Preparation of RNA Substrates—trp leader RNA was synthesized using T7 RNA polymerase transcription (Ambion T7 MAXIscript kit) of a PCR fragment that contained the trp leader sequence with a T7 promoter included in the upstream primer. The transcription product was purified from a 6% denaturing polyacrylamide gel as described (19), using a diffusion buffer that contained 1 m ammonium acetate, 2 mm magnesium acetate, 1 mm EDTA, and 0.2% SDS. Quantitation of unlabeled trp leader RNA was done spectrophotometrically. For 5′-triphosphate end labeling of trp leader RNA, transcription was done in the presence of [γ-³²P]GTP. For 5′-monophosphate end labeling of trp leader RNA, cold trp leader RNA was treated with calf intestine alkaline phosphatase (New England Biolabs) and labeled with polynucleotide kinase using [γ-³²P]ATP. For 3′-end labeling, cytidine 3′,5′-bis(phosphate),[5′-³²P] (referred to as “pCp”) (New England Nuclear) was ligated to the 3′-end of trp leader RNA using T4 RNA ligase (New England Biolabs) for 6 h at 18 °C. Labeled RNA was purified from a 6% denaturing polyacrylamide gel as above. RNA oligonucleotides, bearing a 5′-hydroxyl end, were obtained from Integrated DNA Technologies and were labeled at the 5′-end (monophosphate) with polynucleotide kinase and at the 3′-end by T4 RNA ligase, as above for full-length trp leader RNA, and were purified from 9% denaturing polyacrylamide gels. For the RNA oligonucleotide with the labeled triphosphate end, RNA was synthesized by T7 RNA polymerase transcription in the presence of [γ-³²P]GTP and purified from a 9% polyacrylamide gel.
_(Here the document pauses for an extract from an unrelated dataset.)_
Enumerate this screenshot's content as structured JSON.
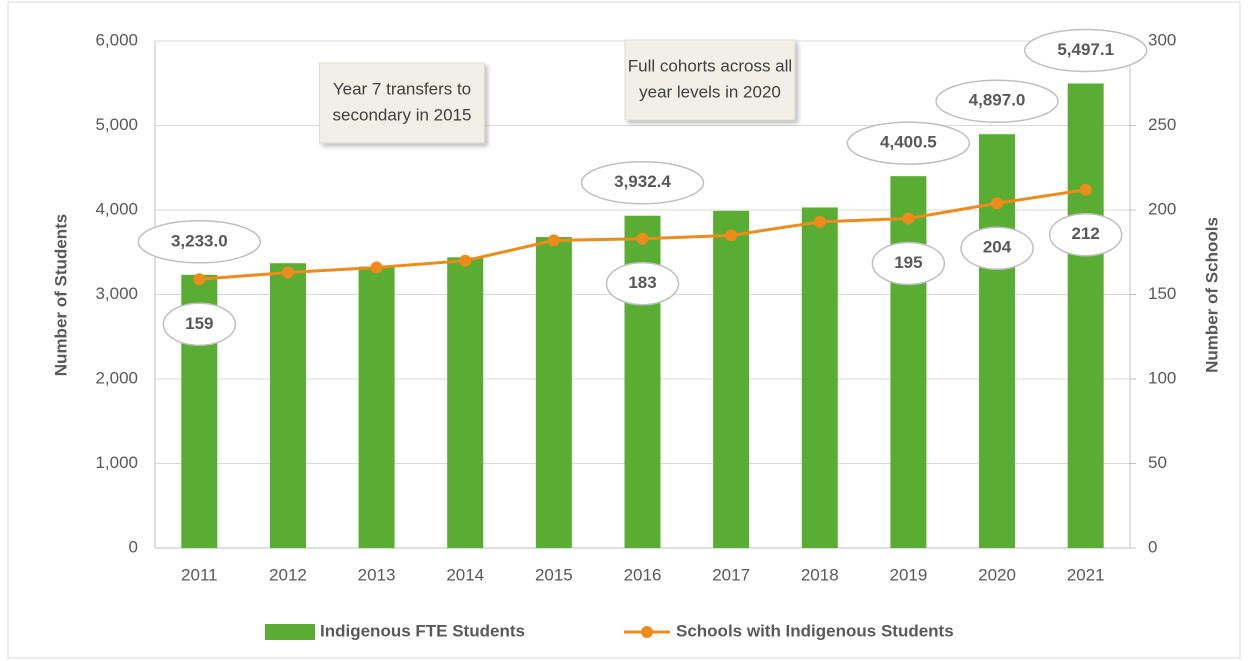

Assay of RNase J1 Activity—Reactions were done using 10 nm RNA substrate, of which 10% was labeled, and 1.4 μm RNase J1. The buffer contained 50 mm Tris-HCl, pH 8.0, 100 mm NaCl, 0.1 mm dithiothreitol, 5 mm MgCl₂. For analysis of full-length trp leader RNA, 2.5 mm tryptophan was present, with or without 37.5 nm TRAP. For experiments where TRAP was present, RNA was incubated with TRAP for 15 min at 22 °C before addition of RNase J1. Initially, incubation with RNase J1 was done at two temperatures, 22 and 37 °C. However, no difference was observed in the results, so subsequent experiments were performed at 22 °C. The reactions were stopped by addition of EDTA to 10 mm and an equal volume of gel loading buffer (Ambion) and were put immediately on dry ice. Samples were loaded on either an 8 or a 22.5% denaturing polyacrylamide gel. For thin layer chromatography, reactions were stopped by addition of 10 mm EDTA and aliquots were applied to a polyethyleneimine-cellulose sheet (Merck) and developed in 1 m LiCl. Quantitation of decay products was done with a Storm 860 PhosphorImager (GE Healthcare) or a Typhoon TRIO variable mode imager (GE Healthcare).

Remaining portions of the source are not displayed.